Орловский оставил доктора перед портьерой, прикрывающей дверь в комнату Янки, и направился на кухню.
— Янова, скажите барышне — доктор приехал. Спросите, может ли она принять его?.. Подожди минутку, кухарка сейчас спросит, — обратился он к доктору, который с помощью рассыльного Роха стягивал с себя бесчисленные свои облачения, — а я на секундочку забегу в канцелярию. Когда кончишь, вели позвать меня.
Он в волнении прошелся по комнате, бросил вопросительный взгляд на доктора, покусал кончик бороды, пожал плечами и направился в канцелярию.
— Пан Бабинский, допишем рапорт! Пусть экспедитор попробует оправдаться.
Орловский диктовал Стасю, но время от времени умолкал и, став посредине комнаты, закусив кончик бороды, прислушивался к долетавшим с верхнего этажа отзвукам шагов: комната больной находилась как раз над канцелярией. Орловский догадывался, скорее почувствовал, что доктор присел у кровати, хотя не был уверен в этом: звуки шагов заглушались музыкой, доносившейся из квартиры Залеских.
— Эй, вы, тише там! — крикнул он, гневно топнув ногой.
Стась улыбнулся и ниже склонился над бумагами: ведь Залеская не могла услышать его через потолок.

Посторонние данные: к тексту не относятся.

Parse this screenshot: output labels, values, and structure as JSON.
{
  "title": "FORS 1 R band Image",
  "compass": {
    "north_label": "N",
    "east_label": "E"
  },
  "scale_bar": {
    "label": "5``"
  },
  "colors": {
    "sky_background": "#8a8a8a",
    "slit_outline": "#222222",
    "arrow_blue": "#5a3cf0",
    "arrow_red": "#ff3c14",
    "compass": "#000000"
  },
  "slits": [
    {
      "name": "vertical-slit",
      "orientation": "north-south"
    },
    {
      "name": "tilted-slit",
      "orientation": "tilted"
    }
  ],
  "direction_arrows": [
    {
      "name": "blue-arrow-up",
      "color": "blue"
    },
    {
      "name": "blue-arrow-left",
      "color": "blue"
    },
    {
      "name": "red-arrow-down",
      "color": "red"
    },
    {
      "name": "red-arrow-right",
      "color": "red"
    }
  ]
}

Орловский опять принялся диктовать, но, не докончив, побежал домой. Он постоял немного у дверей, прислушался, затем отправился снова на перрон. Прогуливаясь, то и дело взглядывал украдкой на окна Янкиной комнаты.
Меж тем доктор, раздевшись и пригладив седеющие волосы, постучался к больной.
— Войдите! — отозвался звонкий, сильный голос.
Доктор вошел, приподнял до половины шторы, осмотрел, плотно ли закрыты окна и форточки, потом присел у кровати.